Bu cenazeler bana şunu hatırlattı. Ne kadar uzaklaştık, birbirimizden farkında mısınız? Ne kadar… Tüm dışımızda gelişen olaylar, nedeniyle; Aile birliğimizi, dirliğimizi kaybeder olduk. Özelde mutluluğun; güçlü ve dayanışmaya dayanan bir Aile birliğinden, geçtiğini unuttuk…
Hastanelerde yardıma muhtaç insanların, yardımlarına fedakarca koşan bireyleri fark edemedik… Aman, canım, sende; deyip geçiverdik… Bir gün aynı durumları belki de, bizlerin yaşayacağı hiç aklımıza gelmedi! Bugün evlerinde yıllardır bakıma muhtaç olan insanları ve insanlara yardımcı olmaya çalışan şahısların neler çektiğini bilemedik. Sıkıntılarını anlayamadık...

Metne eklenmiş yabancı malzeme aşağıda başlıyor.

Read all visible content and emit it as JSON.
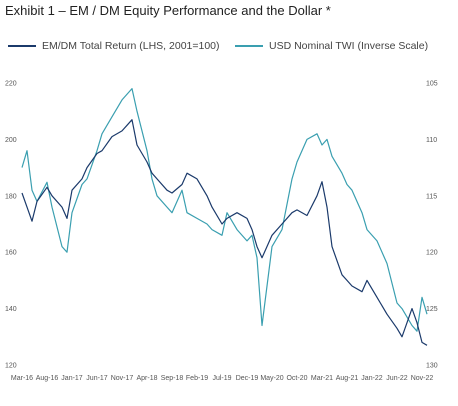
{
  "title": "Exhibit 1 – EM / DM Equity Performance and the Dollar *",
  "chart_data": {
    "type": "line",
    "x_ticks": [
      "Mar-16",
      "Aug-16",
      "Jan-17",
      "Jun-17",
      "Nov-17",
      "Apr-18",
      "Sep-18",
      "Feb-19",
      "Jul-19",
      "Dec-19",
      "May-20",
      "Oct-20",
      "Mar-21",
      "Aug-21",
      "Jan-22",
      "Jun-22",
      "Nov-22"
    ],
    "y_left": {
      "ticks": [
        120,
        140,
        160,
        180,
        200,
        220
      ],
      "range": [
        120,
        220
      ]
    },
    "y_right": {
      "ticks": [
        105,
        110,
        115,
        120,
        125,
        130
      ],
      "range": [
        105,
        130
      ],
      "inverted": true
    },
    "grid": false,
    "legend_position": "top",
    "series": [
      {
        "name": "EM/DM Total Return (LHS, 2001=100)",
        "axis": "left",
        "color": "#1b3a6b",
        "x": [
          "Mar-16",
          "Apr-16",
          "May-16",
          "Jun-16",
          "Aug-16",
          "Sep-16",
          "Nov-16",
          "Dec-16",
          "Jan-17",
          "Mar-17",
          "Apr-17",
          "Jun-17",
          "Jul-17",
          "Sep-17",
          "Nov-17",
          "Jan-18",
          "Feb-18",
          "Apr-18",
          "May-18",
          "Jun-18",
          "Aug-18",
          "Sep-18",
          "Nov-18",
          "Dec-18",
          "Feb-19",
          "Apr-19",
          "May-19",
          "Jul-19",
          "Aug-19",
          "Oct-19",
          "Dec-19",
          "Jan-20",
          "Feb-20",
          "Mar-20",
          "May-20",
          "Jul-20",
          "Sep-20",
          "Oct-20",
          "Dec-20",
          "Feb-21",
          "Mar-21",
          "Apr-21",
          "May-21",
          "Jul-21",
          "Aug-21",
          "Sep-21",
          "Nov-21",
          "Dec-21",
          "Feb-22",
          "Apr-22",
          "Jun-22",
          "Jul-22",
          "Sep-22",
          "Oct-22",
          "Nov-22",
          "Dec-22"
        ],
        "values": [
          181,
          176,
          171,
          178,
          183,
          180,
          176,
          172,
          182,
          186,
          190,
          195,
          196,
          201,
          203,
          207,
          198,
          192,
          188,
          186,
          182,
          181,
          184,
          188,
          186,
          180,
          176,
          170,
          172,
          174,
          172,
          168,
          162,
          158,
          166,
          170,
          174,
          175,
          173,
          180,
          185,
          176,
          162,
          152,
          150,
          148,
          146,
          150,
          144,
          138,
          133,
          130,
          140,
          135,
          128,
          127
        ]
      },
      {
        "name": "USD Nominal TWI (Inverse Scale)",
        "axis": "right",
        "color": "#3a9fb0",
        "x": [
          "Mar-16",
          "Apr-16",
          "May-16",
          "Jun-16",
          "Aug-16",
          "Sep-16",
          "Nov-16",
          "Dec-16",
          "Jan-17",
          "Mar-17",
          "Apr-17",
          "Jun-17",
          "Jul-17",
          "Sep-17",
          "Nov-17",
          "Jan-18",
          "Feb-18",
          "Apr-18",
          "May-18",
          "Jun-18",
          "Aug-18",
          "Sep-18",
          "Nov-18",
          "Dec-18",
          "Feb-19",
          "Apr-19",
          "May-19",
          "Jul-19",
          "Aug-19",
          "Oct-19",
          "Dec-19",
          "Jan-20",
          "Feb-20",
          "Mar-20",
          "May-20",
          "Jul-20",
          "Sep-20",
          "Oct-20",
          "Dec-20",
          "Feb-21",
          "Mar-21",
          "Apr-21",
          "May-21",
          "Jul-21",
          "Aug-21",
          "Sep-21",
          "Nov-21",
          "Dec-21",
          "Feb-22",
          "Apr-22",
          "Jun-22",
          "Jul-22",
          "Sep-22",
          "Oct-22",
          "Nov-22",
          "Dec-22"
        ],
        "values": [
          112.5,
          111.0,
          114.5,
          115.5,
          113.8,
          116.0,
          119.5,
          120.0,
          116.5,
          114.0,
          113.5,
          111.0,
          109.5,
          108.0,
          106.5,
          105.5,
          107.5,
          111.0,
          113.5,
          115.0,
          116.0,
          116.5,
          114.5,
          116.5,
          117.0,
          117.5,
          118.0,
          118.5,
          116.5,
          118.0,
          119.0,
          118.5,
          120.5,
          126.5,
          119.5,
          118.0,
          113.5,
          112.0,
          110.0,
          109.5,
          110.5,
          110.0,
          111.5,
          113.0,
          114.0,
          114.5,
          116.5,
          118.0,
          119.0,
          121.0,
          124.5,
          125.0,
          126.5,
          127.0,
          124.0,
          125.5
        ]
      }
    ]
  }
}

Bu iki vefat eden abim ve arkadaşım hastahane ile çok tanışık idiler. Senelerce uğraştılar... Hastane kapılarını yol etiler... Uzun zaman mekanları, durakları oldu.
Sevgililer, sevgilisinin; bir yetimin başını okşamanın, değerini; dillerinden muhteşem şekilde ifade etmesinin; mana ve içeriğini kavrayamadık… Hasta ziyaretinin önemini fark edemedik...
Oysa kapıyı gözleyen onlarca hastamız olmasına rağmen...
İŞTE O NEDENLE YERİ GELİNCE BU KAVRAMLARI HEP NEMLİ GÖZLERLE ANAR OLDUK...
CENAZELERDE ŞUNU GÖRDÜK...
AYRILIK ötesi vefasızlık... İşte, asıl can acıtan, insana bir türlü yakıştıramadığımız kelime... Ne yazık ki, gerçek... Kabullenmesek de gerçek... Vefasız insan, kuru ağaç gibidir... ONDAN HAYIR GELMEZ...
Vefa imanın temelidir.
Önce vefa sonra iman... Mesajının ne demek istediğini anlayamadık.. Hani bir hastayı ziyaret edecek, hani bir cenazeye katılacaktık...
İşte bu gurbette ölen insanları en güzel tarif eden Yunus Emre şöyle demiş;
Bir garip ölmüş diyeler,
Üç günden sonra duyalar.
Soğuk su ile yuyalar,
Şöyle garip bencileyin...
ALLAH mekanlarını CENNET eylesin... Tüm geçmişlerimize rahmet olsun...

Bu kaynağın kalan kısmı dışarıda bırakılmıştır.